Opvoering van de productiecapaciteit verliep in de papierindustrie doorgaans in grote stappen, omdat het ging om zeer grote en dure machines. Een sterke afwisseling van onder- en overcapaciteit was daarvan het gevolg. Samen met de afhankelijkheid van buitenlandse leveranciers van grondstoffen en een sterk conjunctuurgevoelige internationale markt maakte dit het papierbedrijf, ondanks de groeiende vraag naar papier, tot een risicovolle onderneming. Dat verklaart waarom papierfabrikanten gedurende de hele twintigste eeuw hebben gepoogd om door samenwerking de afzet en de prijzen te beheersen en al te scherpe concurrentie te voorkomen. Aanvankelijk werden daartoe vooral informele kartels gebruikt. Binnen de Vereniging van Nederlandse Papierfabrikanten, opgericht in 1904, werden afspraken gemaakt teneinde concurrentie tegen te gaan. Ze fungeerde tevens als krachtige lobby bij de overheid, die immers een sleutelrol speelde in de regulering van export en import. Ook de papiergroothandelaars hadden een vereniging, de in 1909 opgerichte Vereeniging van Nederlandsche Papiergroothandelaren (vanaf 1936 de Nederlandsche Bond van Papiergroothandelaren), waarin informele prijsafspraken werden gemaakt.

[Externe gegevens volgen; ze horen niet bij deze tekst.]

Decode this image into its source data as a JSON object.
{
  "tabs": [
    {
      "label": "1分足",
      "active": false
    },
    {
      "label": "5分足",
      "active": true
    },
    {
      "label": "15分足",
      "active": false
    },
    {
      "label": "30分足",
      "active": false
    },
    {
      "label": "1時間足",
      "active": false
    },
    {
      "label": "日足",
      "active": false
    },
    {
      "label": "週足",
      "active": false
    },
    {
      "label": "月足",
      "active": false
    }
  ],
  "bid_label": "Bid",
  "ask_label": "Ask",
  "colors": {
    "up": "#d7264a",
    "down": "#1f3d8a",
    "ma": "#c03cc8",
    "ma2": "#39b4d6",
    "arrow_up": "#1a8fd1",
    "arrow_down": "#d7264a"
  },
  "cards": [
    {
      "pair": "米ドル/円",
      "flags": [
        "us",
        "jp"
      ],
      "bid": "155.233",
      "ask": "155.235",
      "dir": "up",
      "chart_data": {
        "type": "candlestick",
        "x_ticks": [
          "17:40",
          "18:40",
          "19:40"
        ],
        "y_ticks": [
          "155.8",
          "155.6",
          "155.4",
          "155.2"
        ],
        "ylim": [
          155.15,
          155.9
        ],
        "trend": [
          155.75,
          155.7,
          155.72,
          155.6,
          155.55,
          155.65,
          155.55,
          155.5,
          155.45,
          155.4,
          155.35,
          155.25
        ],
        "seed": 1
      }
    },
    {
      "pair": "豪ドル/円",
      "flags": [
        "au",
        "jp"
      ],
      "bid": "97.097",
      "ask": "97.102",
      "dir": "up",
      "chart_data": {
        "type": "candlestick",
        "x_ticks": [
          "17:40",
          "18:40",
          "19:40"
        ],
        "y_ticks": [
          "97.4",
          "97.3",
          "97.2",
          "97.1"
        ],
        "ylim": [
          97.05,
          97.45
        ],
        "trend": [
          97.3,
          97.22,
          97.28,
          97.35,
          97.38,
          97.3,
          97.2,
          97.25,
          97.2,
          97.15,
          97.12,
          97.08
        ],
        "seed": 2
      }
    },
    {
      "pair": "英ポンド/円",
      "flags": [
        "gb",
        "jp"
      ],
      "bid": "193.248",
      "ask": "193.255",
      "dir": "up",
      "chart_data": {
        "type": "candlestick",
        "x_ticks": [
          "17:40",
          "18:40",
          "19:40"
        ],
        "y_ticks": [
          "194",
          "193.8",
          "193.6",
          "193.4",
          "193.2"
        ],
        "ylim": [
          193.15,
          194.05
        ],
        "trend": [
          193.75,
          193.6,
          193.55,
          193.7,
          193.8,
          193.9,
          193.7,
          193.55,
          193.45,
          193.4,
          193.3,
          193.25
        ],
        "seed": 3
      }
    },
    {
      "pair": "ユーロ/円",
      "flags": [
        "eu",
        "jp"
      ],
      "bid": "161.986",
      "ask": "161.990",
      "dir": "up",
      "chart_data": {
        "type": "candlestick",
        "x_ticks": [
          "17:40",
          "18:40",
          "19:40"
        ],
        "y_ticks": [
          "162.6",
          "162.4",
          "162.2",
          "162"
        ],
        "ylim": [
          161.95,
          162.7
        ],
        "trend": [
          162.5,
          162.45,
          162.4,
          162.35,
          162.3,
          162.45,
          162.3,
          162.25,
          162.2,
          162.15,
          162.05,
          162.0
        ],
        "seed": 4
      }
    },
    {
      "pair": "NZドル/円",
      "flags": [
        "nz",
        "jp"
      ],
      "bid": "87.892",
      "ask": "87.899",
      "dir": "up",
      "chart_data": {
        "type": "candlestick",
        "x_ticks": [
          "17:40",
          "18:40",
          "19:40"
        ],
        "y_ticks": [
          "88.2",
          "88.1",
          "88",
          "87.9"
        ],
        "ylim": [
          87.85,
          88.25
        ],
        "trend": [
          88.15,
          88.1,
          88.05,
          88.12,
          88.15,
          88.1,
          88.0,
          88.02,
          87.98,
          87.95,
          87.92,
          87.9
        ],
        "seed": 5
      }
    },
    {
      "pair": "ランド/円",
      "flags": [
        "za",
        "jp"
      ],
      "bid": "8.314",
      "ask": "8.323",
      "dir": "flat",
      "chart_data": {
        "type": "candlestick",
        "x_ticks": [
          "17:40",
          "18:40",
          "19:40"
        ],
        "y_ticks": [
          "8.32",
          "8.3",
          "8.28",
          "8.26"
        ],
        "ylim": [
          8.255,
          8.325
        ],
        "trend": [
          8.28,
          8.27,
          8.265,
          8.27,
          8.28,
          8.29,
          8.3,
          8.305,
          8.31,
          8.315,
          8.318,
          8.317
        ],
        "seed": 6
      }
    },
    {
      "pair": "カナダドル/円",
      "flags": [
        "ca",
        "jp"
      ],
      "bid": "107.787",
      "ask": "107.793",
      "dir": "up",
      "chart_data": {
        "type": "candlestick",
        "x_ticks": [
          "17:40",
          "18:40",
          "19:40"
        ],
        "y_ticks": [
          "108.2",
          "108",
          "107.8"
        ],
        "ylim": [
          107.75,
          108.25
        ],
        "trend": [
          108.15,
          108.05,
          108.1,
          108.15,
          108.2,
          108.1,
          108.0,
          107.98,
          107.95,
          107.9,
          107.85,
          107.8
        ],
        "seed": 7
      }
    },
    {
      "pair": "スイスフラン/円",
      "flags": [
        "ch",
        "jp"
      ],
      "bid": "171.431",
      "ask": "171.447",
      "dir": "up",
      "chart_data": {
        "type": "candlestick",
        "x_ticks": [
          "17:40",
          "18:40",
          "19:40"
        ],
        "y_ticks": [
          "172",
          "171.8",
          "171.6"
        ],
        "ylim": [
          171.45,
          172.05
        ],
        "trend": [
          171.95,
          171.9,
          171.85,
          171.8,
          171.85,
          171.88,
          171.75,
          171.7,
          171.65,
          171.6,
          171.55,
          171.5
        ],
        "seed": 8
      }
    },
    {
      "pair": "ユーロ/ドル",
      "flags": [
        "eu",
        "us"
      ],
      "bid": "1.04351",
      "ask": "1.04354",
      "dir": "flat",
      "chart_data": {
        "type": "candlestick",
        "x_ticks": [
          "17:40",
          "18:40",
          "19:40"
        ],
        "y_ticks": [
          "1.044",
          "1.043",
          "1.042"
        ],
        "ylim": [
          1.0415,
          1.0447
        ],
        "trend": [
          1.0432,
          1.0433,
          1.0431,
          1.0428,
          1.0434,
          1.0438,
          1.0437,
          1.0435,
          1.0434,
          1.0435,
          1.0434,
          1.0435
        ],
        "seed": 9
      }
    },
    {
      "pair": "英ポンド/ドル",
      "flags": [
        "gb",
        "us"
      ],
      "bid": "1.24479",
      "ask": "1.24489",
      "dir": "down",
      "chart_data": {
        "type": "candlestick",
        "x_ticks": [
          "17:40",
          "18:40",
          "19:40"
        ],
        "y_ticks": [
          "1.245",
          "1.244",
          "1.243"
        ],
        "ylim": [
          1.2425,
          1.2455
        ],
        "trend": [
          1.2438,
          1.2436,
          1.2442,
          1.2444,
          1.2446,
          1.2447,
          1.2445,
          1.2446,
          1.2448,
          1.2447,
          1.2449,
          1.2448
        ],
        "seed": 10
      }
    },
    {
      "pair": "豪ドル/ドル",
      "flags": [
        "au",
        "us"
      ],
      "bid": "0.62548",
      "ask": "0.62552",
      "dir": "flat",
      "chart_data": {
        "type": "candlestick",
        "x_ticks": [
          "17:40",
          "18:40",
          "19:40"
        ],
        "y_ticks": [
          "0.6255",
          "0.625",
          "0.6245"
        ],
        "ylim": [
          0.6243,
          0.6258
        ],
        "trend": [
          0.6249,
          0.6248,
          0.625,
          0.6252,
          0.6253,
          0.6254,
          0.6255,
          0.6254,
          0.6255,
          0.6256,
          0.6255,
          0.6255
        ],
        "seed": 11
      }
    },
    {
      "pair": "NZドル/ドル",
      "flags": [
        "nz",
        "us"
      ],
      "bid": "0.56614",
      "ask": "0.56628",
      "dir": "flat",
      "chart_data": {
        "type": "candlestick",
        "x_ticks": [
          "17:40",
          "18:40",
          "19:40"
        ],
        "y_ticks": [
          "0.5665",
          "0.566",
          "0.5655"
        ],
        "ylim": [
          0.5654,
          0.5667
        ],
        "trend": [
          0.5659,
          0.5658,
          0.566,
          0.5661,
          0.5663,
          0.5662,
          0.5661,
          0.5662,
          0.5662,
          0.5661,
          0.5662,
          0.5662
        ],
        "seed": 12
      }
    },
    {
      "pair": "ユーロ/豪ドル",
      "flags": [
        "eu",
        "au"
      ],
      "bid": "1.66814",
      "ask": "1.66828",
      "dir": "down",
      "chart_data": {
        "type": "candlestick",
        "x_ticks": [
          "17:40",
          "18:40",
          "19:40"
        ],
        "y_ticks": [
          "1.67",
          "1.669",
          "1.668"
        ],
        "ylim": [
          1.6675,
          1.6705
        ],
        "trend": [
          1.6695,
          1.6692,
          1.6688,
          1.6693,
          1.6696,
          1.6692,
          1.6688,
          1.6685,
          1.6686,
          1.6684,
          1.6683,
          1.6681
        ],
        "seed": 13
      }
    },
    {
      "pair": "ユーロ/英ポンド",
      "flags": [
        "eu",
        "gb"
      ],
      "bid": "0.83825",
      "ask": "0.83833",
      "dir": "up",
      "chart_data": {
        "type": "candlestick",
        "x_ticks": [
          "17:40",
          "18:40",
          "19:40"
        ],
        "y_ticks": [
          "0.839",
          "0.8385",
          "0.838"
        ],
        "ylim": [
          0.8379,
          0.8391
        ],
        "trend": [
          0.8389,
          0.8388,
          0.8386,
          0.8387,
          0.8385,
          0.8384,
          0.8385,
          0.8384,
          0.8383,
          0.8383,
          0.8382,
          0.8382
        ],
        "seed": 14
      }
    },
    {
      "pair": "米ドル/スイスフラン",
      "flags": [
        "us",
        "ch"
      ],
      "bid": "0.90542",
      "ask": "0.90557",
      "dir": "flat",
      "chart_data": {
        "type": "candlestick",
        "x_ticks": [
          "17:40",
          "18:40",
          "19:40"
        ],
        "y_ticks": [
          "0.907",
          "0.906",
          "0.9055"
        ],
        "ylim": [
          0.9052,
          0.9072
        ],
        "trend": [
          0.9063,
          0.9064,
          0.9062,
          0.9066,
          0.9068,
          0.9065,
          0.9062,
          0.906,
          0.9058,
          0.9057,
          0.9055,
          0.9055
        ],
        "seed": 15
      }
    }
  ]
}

Vanaf de jaren zeventig nam de samenwerking tussen papierfabrikanten steeds meer de vorm aan van fusies. Aanvankelijk waren dat grotendeels overnames van kleine Nederlandse bedrijven door de grote drie: Van Gelder, Koninklijke Nederlandsche Papierfabriek en Bührmann-Tetterode. Vanaf het midden van de jaren tachtig nam het concentratieproces internationale vormen aan. De belangrijkste Nederlandse papierbedrijven werden toen overgenomen door grote buitenlandse ondernemingen in bosrijke landen, zoals Canada, de Verenigde Staten en Finland, die al lang een groot deel van de pulp- en celluloseproductie verzorgden, maar vanaf de jaren zestig ook een steeds groter aandeel in de papierproductie veroverden.


auteur: D. van Lente
 
 


Papier (incl. productie, watermerken, papierhandel)



DIN-formaten

Definitie: papierformaten (oorspronkelijk: Deutsche Industrie-Norm, 1918) die de eigenschap hebben dat de verhouding tussen lengte en breedte van het vel gelijk blijft bij halvering. Er is een A- en een B-reeks.